Monthly Archives: March 2020

Trump admits voting hurts Republicans

Some of that candor he’s known for. Discussing Democratic proposals for ensuring that the election in November goes ahead, things like universal vote-by-mail, he said

“The things they had in there were crazy. They had things, levels of voting that if you’d ever agreed to it, you’d never have a Republican elected in this country again,” Trump said during an appearance on Fox & Friends.


Back in the day, Douglas and I were speculating about password replacements (!) We ended up thinking about physical tokens that could be embedded in, say, jewelry, that could be used to authenticate you to some computer system the background, without you explicitly doing anything. Now, there’s Token, about to go mainstream (

Another idea that we dreamed up was that of using the entire history of a person’s interaction with the web, hashed, as a way of proving who they were. Only a person who had a history of the same interactions, all performed in the same sequence over the same time, would be able to authenticate as you. And I’m reading about exactly that in a sci-fi book at the moment, The Fall, by Neal Stephenson. He calls it PURDAH, “Personal Unseperable Registered Designator for Anonymous Holography”.

State v Federal response

I am disappointed that the state of California has not taken the initiative and stepped up to lead the response in the US to the coronavirus epidemic.
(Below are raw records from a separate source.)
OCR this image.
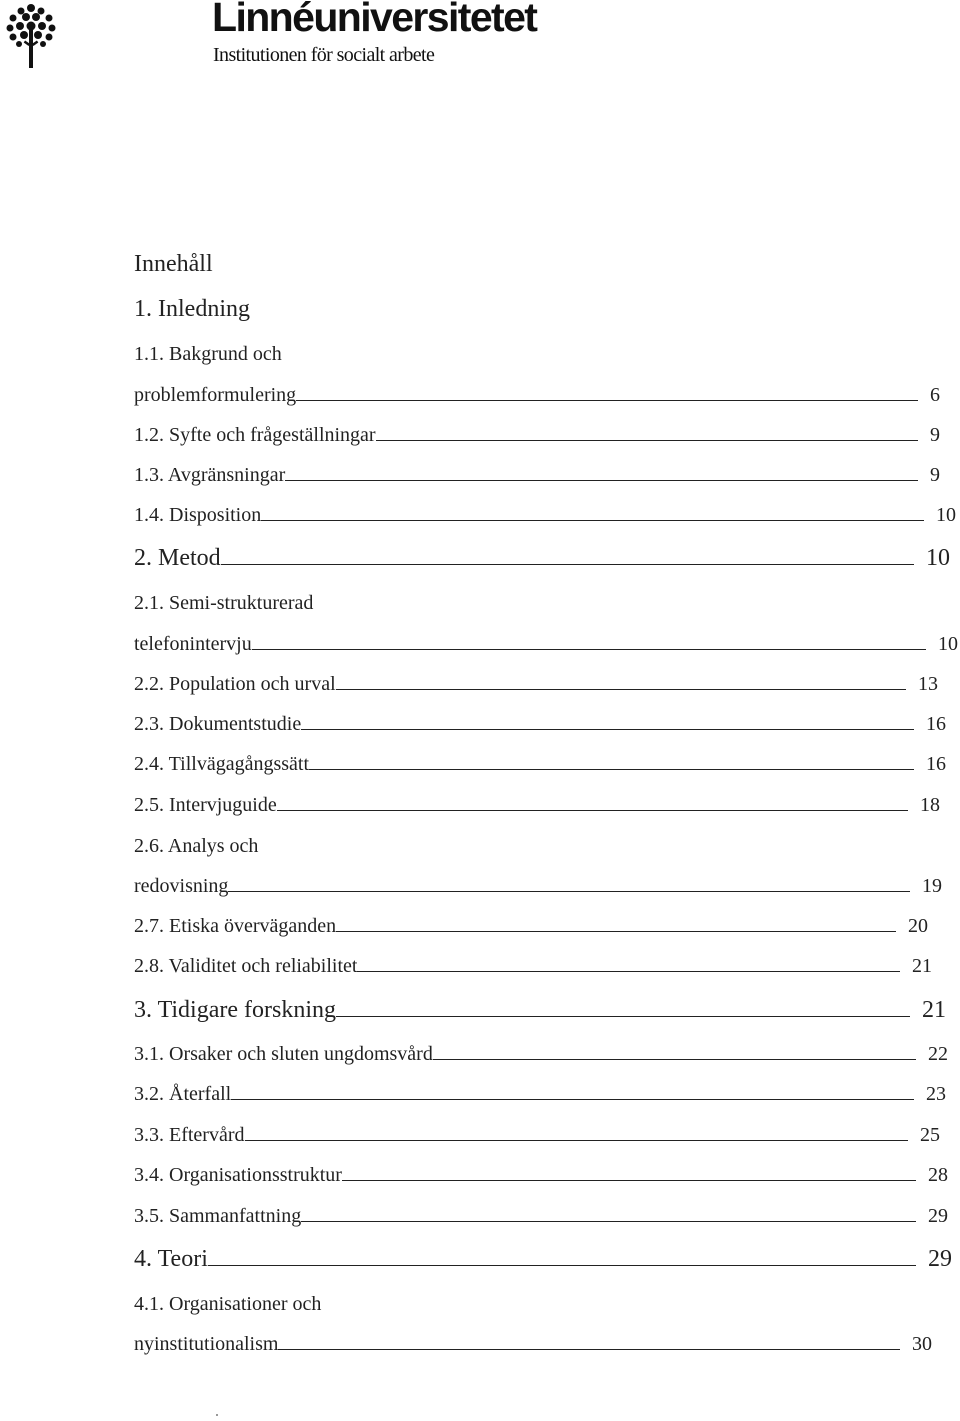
Linnéuniversitetet
Institutionen för socialt arbete
Innehåll
1. Inledning
1.1. Bakgrund och
problemformulering	6
1.2. Syfte och frågeställningar	9
1.3. Avgränsningar	9
1.4. Disposition	10
2. Metod	10
2.1. Semi-strukturerad
telefonintervju	10
2.2. Population och urval	13
2.3. Dokumentstudie	16
2.4. Tillvägagångssätt	16
2.5. Intervjuguide	18
2.6. Analys och
redovisning	19
2.7. Etiska överväganden	20
2.8. Validitet och reliabilitet	21
3. Tidigare forskning	21
3.1. Orsaker och sluten ungdomsvård	22
3.2. Återfall	23
3.3. Eftervård	25
3.4. Organisationsstruktur	28
3.5. Sammanfattning	29
4. Teori	29
4.1. Organisationer och
nyinstitutionalism	30
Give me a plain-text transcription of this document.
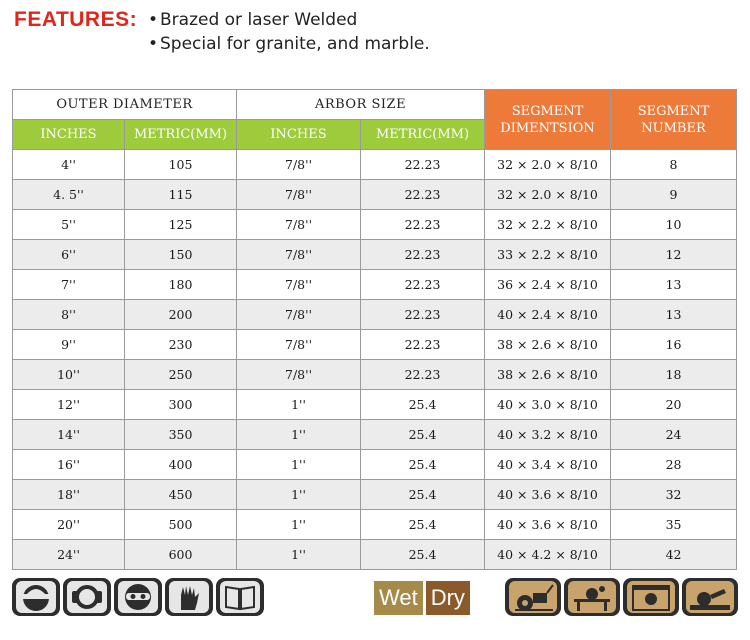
FEATURES: • Brazed or laser Welded
• Special for granite, and marble.
OUTER DIAMETER		ARBOR SIZE		SEGMENT DIMENTSION	SEGMENT NUMBER
INCHES	METRIC(MM)	INCHES	METRIC(MM)		
4''	105	7/8''	22.23	32 × 2.0 × 8/10	8
4. 5''	115	7/8''	22.23	32 × 2.0 × 8/10	9
5''	125	7/8''	22.23	32 × 2.2 × 8/10	10
6''	150	7/8''	22.23	33 × 2.2 × 8/10	12
7''	180	7/8''	22.23	36 × 2.4 × 8/10	13
8''	200	7/8''	22.23	40 × 2.4 × 8/10	13
9''	230	7/8''	22.23	38 × 2.6 × 8/10	16
10''	250	7/8''	22.23	38 × 2.6 × 8/10	18
12''	300	1''	25.4	40 × 3.0 × 8/10	20
14''	350	1''	25.4	40 × 3.2 × 8/10	24
16''	400	1''	25.4	40 × 3.4 × 8/10	28
18''	450	1''	25.4	40 × 3.6 × 8/10	32
20''	500	1''	25.4	40 × 3.6 × 8/10	35
24''	600	1''	25.4	40 × 4.2 × 8/10	42
Wet Dry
It’s been clear for weeks that citizens of CA (and WA, and OR, and …) will need support while we all weather this pandemic. Hospitals will need to ramp up. There’ll be a need for testing, for contact following, for basic support including food and shelter while people are unable to work. There will need to be scientific work on vaccine development, and development of testing methodologies that return results quickly.

It’s also been clear for years that the Federal administration has been steadily destroying the ability of federal departments, including those responsible for these things, to do their jobs. From the fabulist in charge, through the suck-ups whose entire function is to kowtow to the fabulist, through the heads of departments whose publicly-stated function is to shut down or make ineffectual the departments they are put in place to lead, including the NIH and CDC, it’s been clear that expecting a well-planned and well-executed response to a national or international emergency from the Federal government is no longer reasonable.

Given these facts, the states have chosen to carp at the Feds about what they’re not doing, rather than stepping up and doing the work themselves. California in particular has financial and academic resources equal or greater than most countries on the planet, and could have, weeks ago, instigated a program to ensure that every UC campus medical center be ready to function as a regional pandemic control facility, with all the resources needed to test, quarantine and treat the general population, funded by the state government. They could then have shared that knowledge and those resources with WA, OR and any other state that needed them.

The Federal government is broken. It is simply not capable of responding well to a national emergency with anything other than rhetoric, misinformation and finger-pointing. Rather than participate in those games, state governments have an obligation and an opportunity to take the reins.

Update: they figured it out (“California exceptionalism is the new American exceptionalism”, Todd Purdam, Atlantic Monthly Better a month and a half late than not.

Dear Governor Inslee

I just heard on the radio that you’d asked people to “self-quarantine” in the event that they exhibit symptoms of CoVid-19. I’d like to suggest that this is impractical for those of us who are not salaried, nor have paid sick leave included in their terms of employment.

If you’d like us to perform the service of not infecting our fellow citizens, perhaps you might urge the legislature to make cash grants to those of us who find themselves in this situation, so that we don’t compound the problem of contracting a life-threatening illness with that of going bankrupt.

Regards, etc.

Update: of course, within a week or so the state was gearing up to do exactly this. Strange times, but in a lot of respects things that used to be problems with government just … aren’t … any more. Our governor, our bureaucracy and our legislature is handling things exceptionally well, IMHO, so I apologize for the irritation in the above post. We’ve all moved past the finger-pointing to the what-can-I-help-with phase, which is great.